« Ce que je sais, je l’ai maintenant appris, c’est qu’il y a un arrêté du secrétaire d’Etat au département en la matière et, par conséquent, je ne suis pas en mesure de commenter cet arrêté », a déclaré le chef de l’Etat, en réponse aux questions des journalistes, au Palácio de Belém, à Lisbonne, après une série d’audiences dans l’après-midi.

Marcelo Rebelo de Sousa a déclaré qu’il espère avoir entre-temps « des informations du Premier ministre sur les contours de cette nouvelle solution » – qui consiste à construire un aéroport à Montijo comme infrastructure de transition et un nouvel aéroport « stand alone » à Campo de Tiro d’Alcochete.

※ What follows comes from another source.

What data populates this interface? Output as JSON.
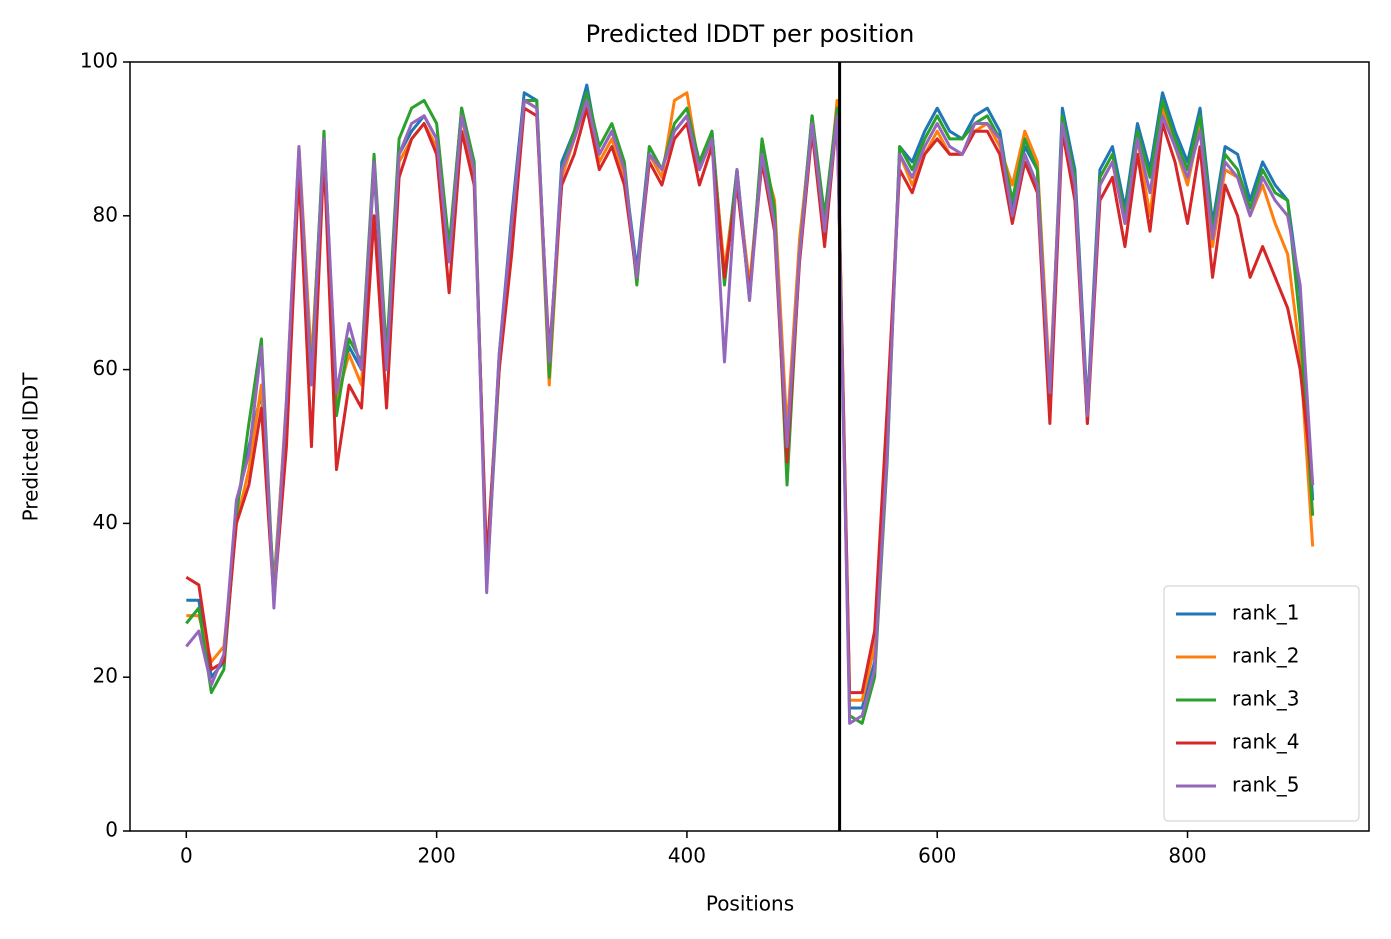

Interrogé si le Premier ministre, António Costa, ne l’avait pas informé, le président de la République a répondu : « Non, sur ces contours concrets de la solution, non, car, d’après ce que je vois, elle est maintenant ajustée ».

« J’ai besoin de connaître les détails juridiques, politiques et techniques de la solution, tout cela. J’attendrai de commenter », a-t-il ajouté, estimant qu’en ce moment il n’est « pas à l’aise pour commenter » cette affaire.

« J’ai besoin de plus d’informations », a renforcé Marcelo Rebelo de Sousa, qui n’a pas voulu commenter les termes ou le moment où cet ordre apparaît, avant le Congrès du PSD au cours duquel Luís Montenegro assumera la direction du parti.

Aujourd’hui, un arrêté signé par le secrétaire d’État aux Infrastructures, Hugo Santos Mendes, a été publié dans le Diário da República sur la « définition des procédures relatives au développement de l’évaluation environnementale stratégique du plan d’expansion de la capacité aéroportuaire de la région de Lisbonne ».

Entre autres mesures, la commande détermine «l’étude de la solution visant à construire l’aéroport de Montijo, en tant qu’infrastructure de transition, et le nouvel aéroport« autonome »à Campo de Tiro de Alcochete, dans ses différents domaines techniques».

« Les risques qu’une infrastructure aéroportuaire avec deux longues pistes sur la péninsule de Montijo n’obtienne pas d’autorisation environnementale pour aller de l’avant sont actuellement évalués comme très élevés. Pour cette raison, le gouvernement n’a donc pas considéré l’option ‘stand alone’ de Montijo comme viable et, en ce sens, digne d’une étude approfondie », lit-on dans l’exposé des motifs.

Le secrétaire d’État aux Infrastructures considère qu’« en dehors de cette dernière option, la seule solution aéroportuaire qui réponde au besoin de doter le pays et la région de Lisbonne d’une infrastructure aéroportuaire moderne avec une capacité de croissance à long terme est la construction d’un aéroport dans le champ de tir d’Alcochete ».